I mentioned Discover Blogs because they show no signs of stopping and CEO Henry Donahue clearly 'gets it' - they may well be The Borg, except for science blogging, and a lot nicer than the actual Borg - and maybe you want to be assimilated. But whether you want to get a contract from a corporate site or you want to make a go of it here or on your own, there are a few things you need to do.
Unless you are starting from scratch, here or on Wordpress or Blogger, i.e., if you're going to get a contract to blog, you'll need to bring an audience with you. Easier said than done. Bloggers at the New York Times or Discover or anyone place else put in the time building up a devoted following. There's no shortcut to that.
How to do it? It's practically a full-time job in itself.

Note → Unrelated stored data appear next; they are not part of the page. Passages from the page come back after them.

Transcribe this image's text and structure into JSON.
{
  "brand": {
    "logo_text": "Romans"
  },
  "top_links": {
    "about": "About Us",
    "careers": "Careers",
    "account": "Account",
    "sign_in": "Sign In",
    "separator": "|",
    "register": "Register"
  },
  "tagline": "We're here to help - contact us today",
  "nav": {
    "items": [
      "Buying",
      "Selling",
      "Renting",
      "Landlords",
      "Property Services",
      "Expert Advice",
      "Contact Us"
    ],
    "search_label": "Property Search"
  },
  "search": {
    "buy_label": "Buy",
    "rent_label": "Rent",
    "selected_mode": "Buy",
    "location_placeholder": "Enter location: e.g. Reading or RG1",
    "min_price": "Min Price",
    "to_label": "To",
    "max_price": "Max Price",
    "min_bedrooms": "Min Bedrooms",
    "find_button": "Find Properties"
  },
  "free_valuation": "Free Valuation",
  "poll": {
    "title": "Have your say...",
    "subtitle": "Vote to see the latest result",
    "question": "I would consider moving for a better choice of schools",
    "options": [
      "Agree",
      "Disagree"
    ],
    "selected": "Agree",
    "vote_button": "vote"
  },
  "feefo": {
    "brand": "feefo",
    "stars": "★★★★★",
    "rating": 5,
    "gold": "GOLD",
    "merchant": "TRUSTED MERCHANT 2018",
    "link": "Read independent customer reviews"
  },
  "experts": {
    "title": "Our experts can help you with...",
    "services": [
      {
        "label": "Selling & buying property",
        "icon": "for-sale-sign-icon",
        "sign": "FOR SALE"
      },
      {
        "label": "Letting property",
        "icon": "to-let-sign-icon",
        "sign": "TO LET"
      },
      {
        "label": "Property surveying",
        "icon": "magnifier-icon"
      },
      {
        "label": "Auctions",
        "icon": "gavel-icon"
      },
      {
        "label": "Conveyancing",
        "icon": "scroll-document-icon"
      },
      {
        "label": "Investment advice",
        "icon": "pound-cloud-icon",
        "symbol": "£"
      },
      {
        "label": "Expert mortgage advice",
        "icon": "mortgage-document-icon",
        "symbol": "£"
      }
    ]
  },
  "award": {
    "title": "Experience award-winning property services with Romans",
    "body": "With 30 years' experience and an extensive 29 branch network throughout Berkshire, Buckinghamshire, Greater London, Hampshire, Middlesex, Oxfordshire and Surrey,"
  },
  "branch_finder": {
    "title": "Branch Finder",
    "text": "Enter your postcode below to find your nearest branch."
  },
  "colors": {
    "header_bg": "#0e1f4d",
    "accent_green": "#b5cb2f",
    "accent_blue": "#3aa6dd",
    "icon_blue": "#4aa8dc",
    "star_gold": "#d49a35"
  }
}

1) Write every day. Most of you have jobs that don't involve writing so you won't write every day but some kind of consistency helps. If you have 1,000 people who read you and you write once a month, that's 1,000 times you get read a month. If you write every day that's 30,000 a month. Still not a lot but if you write every day that will grow. If you get 20,000 people reading you a day, you will be popular and also make some money - around $3,000 a month here, though I don't know what other sites give to writers because they are media companies and have more overhead. John Tierney, NY Times science blogger, doesn't write every day but he's been at this a long time so he doesn't have to - and sometimes he writes three times a day. Basically, if you don't love writing for people and interacting with them, it's over for you at step 1. Most of us are here because we like to take our time and write when we have something to say. The most successful bloggers are junkies about updating.

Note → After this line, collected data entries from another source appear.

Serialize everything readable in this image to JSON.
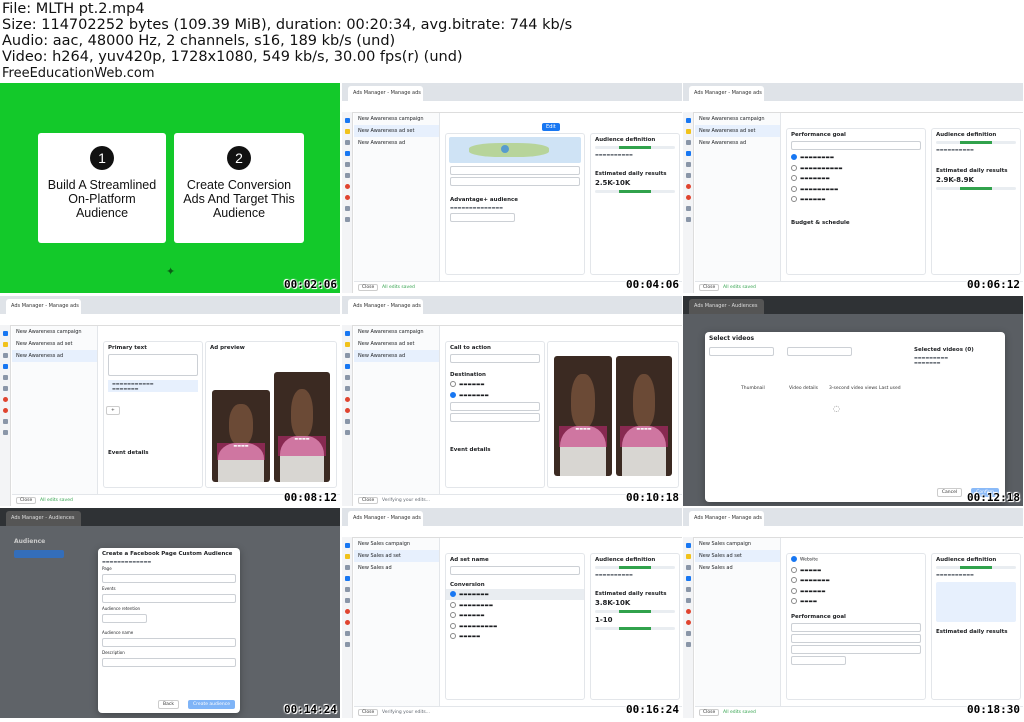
{
  "header": {
    "file": "File: MLTH pt.2.mp4",
    "size": "Size: 114702252 bytes (109.39 MiB), duration: 00:20:34, avg.bitrate: 744 kb/s",
    "audio": "Audio: aac, 48000 Hz, 2 channels, s16, 189 kb/s (und)",
    "video": "Video: h264, yuv420p, 1728x1080, 549 kb/s, 30.00 fps(r) (und)",
    "brand": "FreeEducationWeb.com"
  },
  "thumbs": [
    {
      "timestamp": "00:02:06",
      "num1": "1",
      "num2": "2",
      "card1": "Build A Streamlined On-Platform Audience",
      "card2": "Create Conversion Ads And Target This Audience"
    },
    {
      "timestamp": "00:04:06",
      "tab": "Ads Manager - Manage ads",
      "camp1": "New Awareness campaign",
      "camp2": "New Awareness ad set",
      "camp3": "New Awareness ad",
      "sect1": "Advantage+ audience",
      "sect2": "Audience definition",
      "sect3": "Estimated daily results",
      "reach": "2.5K-10K",
      "close": "Close",
      "saved": "All edits saved"
    },
    {
      "timestamp": "00:06:12",
      "tab": "Ads Manager - Manage ads",
      "camp1": "New Awareness campaign",
      "camp2": "New Awareness ad set",
      "camp3": "New Awareness ad",
      "sect1": "Performance goal",
      "sect2": "Audience definition",
      "sect3": "Estimated daily results",
      "reach": "2.9K-8.9K",
      "sect4": "Budget & schedule",
      "close": "Close",
      "saved": "All edits saved"
    },
    {
      "timestamp": "00:08:12",
      "tab": "Ads Manager - Manage ads",
      "camp1": "New Awareness campaign",
      "camp2": "New Awareness ad set",
      "camp3": "New Awareness ad",
      "sect1": "Primary text",
      "sect2": "Ad preview",
      "sect3": "Event details",
      "close": "Close",
      "saved": "All edits saved"
    },
    {
      "timestamp": "00:10:18",
      "tab": "Ads Manager - Manage ads",
      "camp1": "New Awareness campaign",
      "camp2": "New Awareness ad set",
      "camp3": "New Awareness ad",
      "sect1": "Call to action",
      "sect2": "Destination",
      "sect3": "Event details",
      "close": "Close",
      "saved": "Verifying your edits..."
    },
    {
      "timestamp": "00:12:18",
      "tab": "Ads Manager - Audiences",
      "modal_title": "Select videos",
      "col1": "Thumbnail",
      "col2": "Video details",
      "col3": "3-second video views",
      "col4": "Last used",
      "side_title": "Selected videos (0)",
      "cancel": "Cancel",
      "confirm": "Confirm"
    },
    {
      "timestamp": "00:14:24",
      "tab": "Ads Manager - Audiences",
      "page_title": "Audience",
      "modal_title": "Create a Facebook Page Custom Audience",
      "f1": "Page",
      "f2": "Events",
      "f3": "Audience retention",
      "f4": "Audience name",
      "f5": "Description",
      "back": "Back",
      "create": "Create audience"
    },
    {
      "timestamp": "00:16:24",
      "tab": "Ads Manager - Manage ads",
      "camp1": "New Sales campaign",
      "camp2": "New Sales ad set",
      "camp3": "New Sales ad",
      "sect1": "Ad set name",
      "sect2": "Conversion",
      "sect3": "Audience definition",
      "sect4": "Estimated daily results",
      "reach": "3.8K-10K",
      "conv": "1-10",
      "close": "Close",
      "saved": "Verifying your edits..."
    },
    {
      "timestamp": "00:18:30",
      "tab": "Ads Manager - Manage ads",
      "camp1": "New Sales campaign",
      "camp2": "New Sales ad set",
      "camp3": "New Sales ad",
      "sect1": "Website",
      "sect2": "Performance goal",
      "sect3": "Audience definition",
      "sect4": "Estimated daily results",
      "close": "Close",
      "saved": "All edits saved"
    }
  ]
}
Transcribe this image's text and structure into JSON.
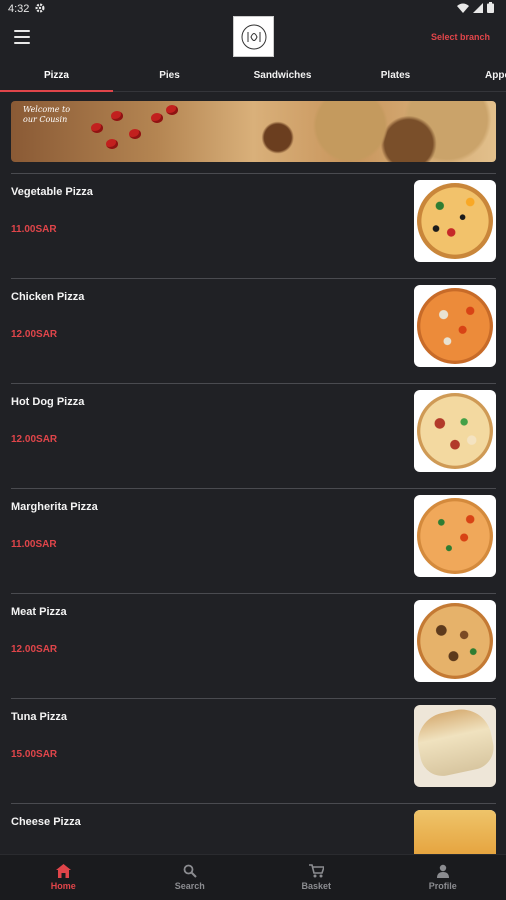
{
  "status": {
    "time": "4:32"
  },
  "header": {
    "select_branch": "Select branch"
  },
  "tabs": [
    {
      "label": "Pizza"
    },
    {
      "label": "Pies"
    },
    {
      "label": "Sandwiches"
    },
    {
      "label": "Plates"
    },
    {
      "label": "Appe"
    }
  ],
  "banner": {
    "text": "Welcome to our Cousin"
  },
  "items": [
    {
      "name": "Vegetable Pizza",
      "price": "11.00SAR"
    },
    {
      "name": "Chicken Pizza",
      "price": "12.00SAR"
    },
    {
      "name": "Hot Dog Pizza",
      "price": "12.00SAR"
    },
    {
      "name": "Margherita Pizza",
      "price": "11.00SAR"
    },
    {
      "name": "Meat Pizza",
      "price": "12.00SAR"
    },
    {
      "name": "Tuna Pizza",
      "price": "15.00SAR"
    },
    {
      "name": "Cheese Pizza",
      "price": ""
    }
  ],
  "bottom_nav": [
    {
      "label": "Home",
      "icon": "home-icon"
    },
    {
      "label": "Search",
      "icon": "search-icon"
    },
    {
      "label": "Basket",
      "icon": "cart-icon"
    },
    {
      "label": "Profile",
      "icon": "profile-icon"
    }
  ],
  "colors": {
    "accent": "#e0454a",
    "background": "#202125",
    "nav_background": "#1a1b1e"
  }
}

2) Participate in the broad science community. We do this on a community level but most of us don't do it on an individual level, including me, other than the occasional comment on someone else's site, but it can mean more than just the internet. If you give talks, seminars, etc. people will want to know where to reach you. Heck, I will send you a shirt if you want to wear it on TV. If people know about you, and you write good stuff, they will link to you. Not everyone; there is a subset of writers who will regard you as a competitor, but they are not writing at the Times or Discover. Successful people are always on the lookout for topics and if you happen to have something interesting, they will send you some traffic.
3) Link to them too. People who think they are your competitors won't link to you but they don't understand basic economics; value is nonlinear. The first fax machine had no value but the second one gave value to the first and the third gave value to the first two. The audience for science blogging is not finite so by making the audience bigger, everyone benefits.

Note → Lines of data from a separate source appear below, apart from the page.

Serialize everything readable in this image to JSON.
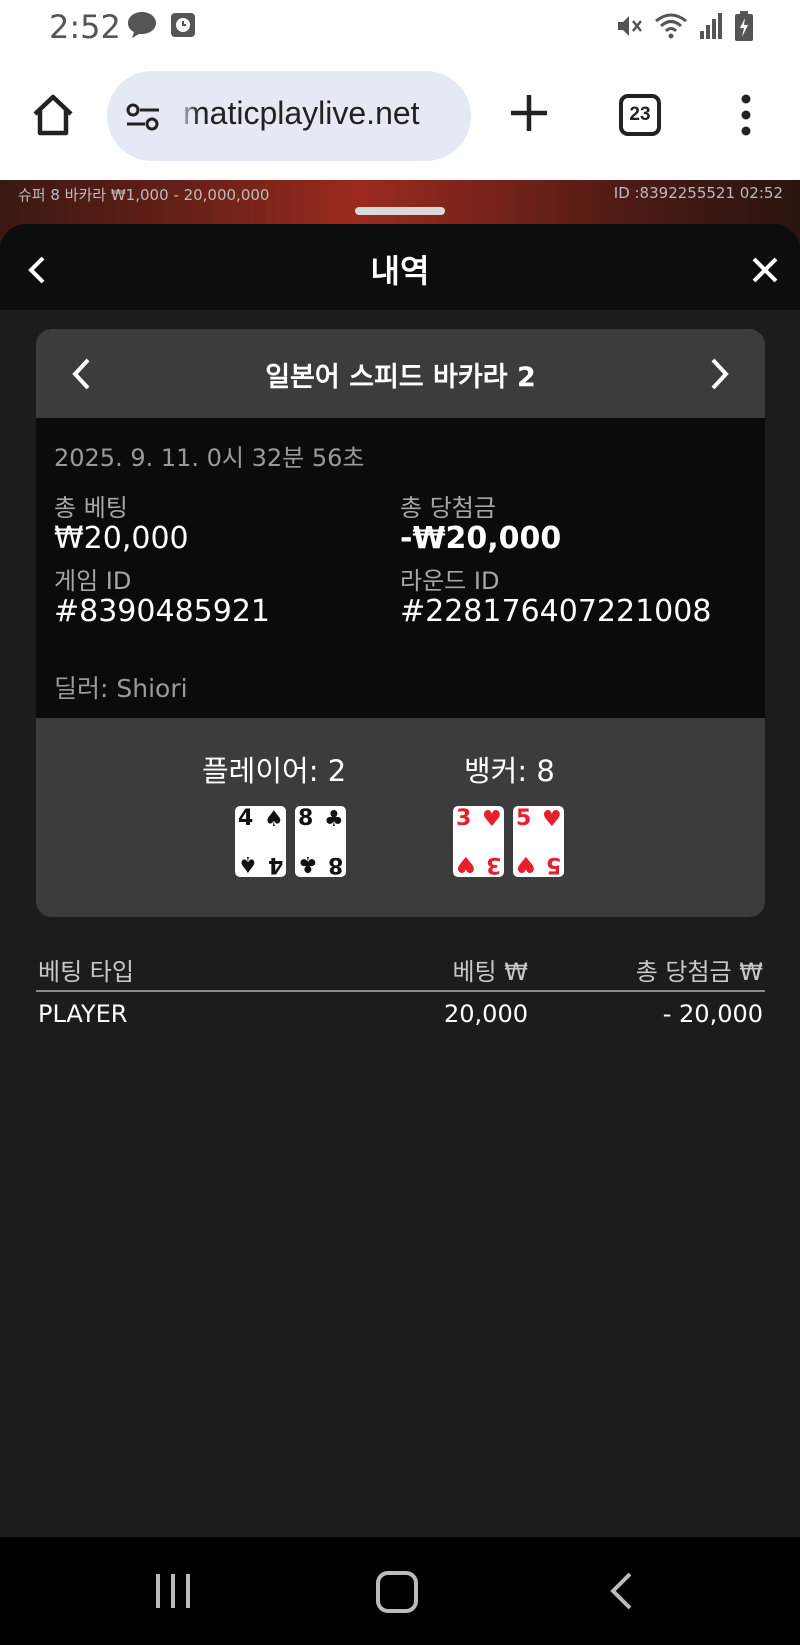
{
  "status_bar": {
    "time": "2:52",
    "left_icons": [
      "chat-bubble-icon",
      "clock-app-icon"
    ],
    "right_icons": [
      "mute-icon",
      "wifi-icon",
      "signal-icon",
      "battery-charging-icon"
    ]
  },
  "browser": {
    "url": "maticplaylive.net",
    "tab_count": "23"
  },
  "game_strip": {
    "info": "슈퍼 8 바카라 ₩1,000 - 20,000,000",
    "id": "ID :8392255521 02:52"
  },
  "sheet": {
    "title": "내역"
  },
  "card": {
    "title": "일본어 스피드 바카라 2",
    "date": "2025. 9. 11. 0시 32분 56초",
    "total_bet_label": "총 베팅",
    "total_bet_value": "₩20,000",
    "total_win_label": "총 당첨금",
    "total_win_value": "-₩20,000",
    "game_id_label": "게임 ID",
    "game_id_value": "#8390485921",
    "round_id_label": "라운드 ID",
    "round_id_value": "#228176407221008",
    "dealer": "딜러: Shiori",
    "player_label": "플레이어: 2",
    "banker_label": "뱅커: 8",
    "player_cards": [
      {
        "rank": "4",
        "suit": "♠",
        "color": "#111111"
      },
      {
        "rank": "8",
        "suit": "♣",
        "color": "#111111"
      }
    ],
    "banker_cards": [
      {
        "rank": "3",
        "suit": "♥",
        "color": "#e5202a"
      },
      {
        "rank": "5",
        "suit": "♥",
        "color": "#e5202a"
      }
    ]
  },
  "bets": {
    "headers": [
      "베팅 타입",
      "베팅 ₩",
      "총 당첨금 ₩"
    ],
    "rows": [
      {
        "type": "PLAYER",
        "bet": "20,000",
        "win": "- 20,000"
      }
    ]
  }
}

4) Social media helps. The most successful bloggers mobilize the audience to get them on social media sites, but that's because they did Steps 1-3 to get the audience first - it isn't a shortcut to success. If you visit Facebook (and you should - Bente made a page for us there!) or Twitter you will see that bloggers from sites as far flung as National Review's The Corner and Huffington Post or science sites either ask for social media help, like votes on Digg, directly ("blegging") or get audience members to do it for them. We're not going to have stuff Digg readers like but we do well with readers on places like Slashdot.org and Reddit.com and Stumbleupon. Below the title of each article or blog here is a Share/Save button that has links to literally every social media site of any size. If you're reading this and write on another site, you can customize your own social media tool at AddThis.com. If you write something you are proud of, spread the word.5) Some business savvy is not a bad idea. If you're going to write anyway, you might as well be read by a lot of people and if you're going to be read by a lot of people, it's okay to make money at it. In business, you have alliances. We have alliances on a company level, sites with cultures similar to ours who like what we do, and you can do that on a personal level too. Make friends.
6) Sometimes a niche is a good idea. P.Z. Myers, who writes the Pharyngula column at Scienceblogs.com, is ground zero in the culture wars, namely the fight about evolution and religion. He created a niche and it serves him well. Someone like John Tierney at the NY Times does not disclose traffic data so it's hard to say who is number one but Myers has to be in the top 5. That doesn't mean you have to be controversial - you can't out-Pharyngula the actual Pharyngula - but you can still have a niche. A number of us read John Hawks for anthropology, for example, and he doesn't do huge traffic but he does great stuff.
Those are my ideas, crafted after two years of observation. Have I followed them? No, what would be the point? I am not a PhD, book author or a Nobel laureate so people are not here to read my articles and no one has enough money to get me to leave here - but I have some idea what works.
I'd sure be interested to read what successful science bloggers have to add.